C’était une grande dame de la chanson créole, qu’elle découvre, très tôt, à Bordeaux, où elle est née en 1918, au contact de grands artistes antillais, amis de ses parents, comme Alexandre Stellio, Léona Gabriel, ou Ernest Léardée.
A 15 ans, Moune de Rivel donne son premier récital au cabaret de la Boule blanche à Paris.
Dans les années 30, elle chante dans les meilleures salles parisiennes, accompagnée par l’orchestre de Pierre Louiss. Elle est alors remarquée par un agent artistique américain et engagée au célèbre Café Society de New-York. De retour en France, après deux ans passés aux Etats-Unis, elle effectue une tournée européenne: Milan, Berlin, Stockholm, Helsinki, etc… A l’indépendance du Burkina-Faso, Moune de Rivel est sollicitée, par les dirigeants de ce pays ouest-africains, pour composer l’hymne de la liberté retrouvée.
On la voit ensuite au cinéma, où elle tient des petits rôles, dans plusieurs films : « La Belle et le Truand », « Meurtre en sourdine », « Paul et Virginie », etc… Moune De Rivel a été honorée de son vivant, d’abord en Afrique. En 1966, elle est faite Chevalier de l’ordre national de la Haute-Volta. Un an plus tard, elle reçoit la Médaille de la ville de Paris.

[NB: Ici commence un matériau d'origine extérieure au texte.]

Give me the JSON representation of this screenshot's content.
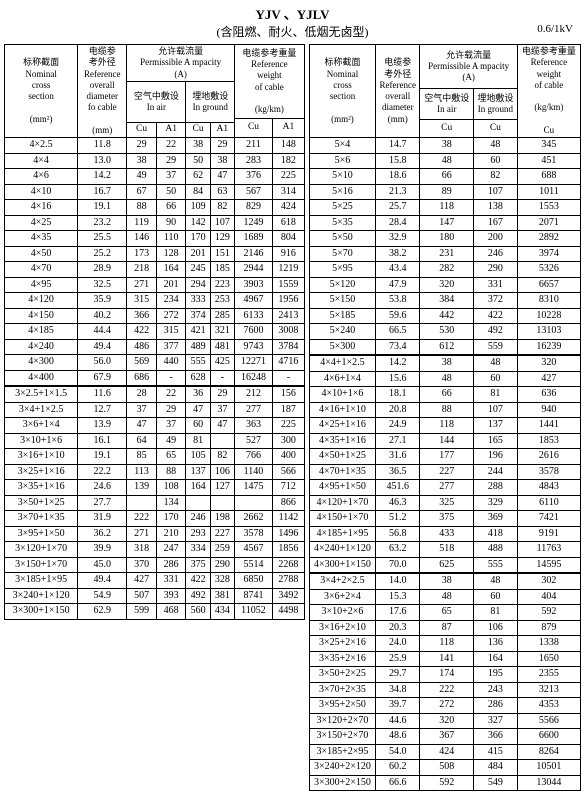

En 1994, la #Guadeloupe la distingue à son tour. Elle reçoit la Médaille de la commune de Sainte-Anne, qui a vu naitre ses parents. En 1997, elle est faite également Chevalier des Arts et des Lettres. Frappée ces dernières années par la maladie d’Alzheimer, Moune De Rivel avait été admise dans une maison spécialisée à Paris. C’est là, qu’elle s’est éteinte aujourd’hui.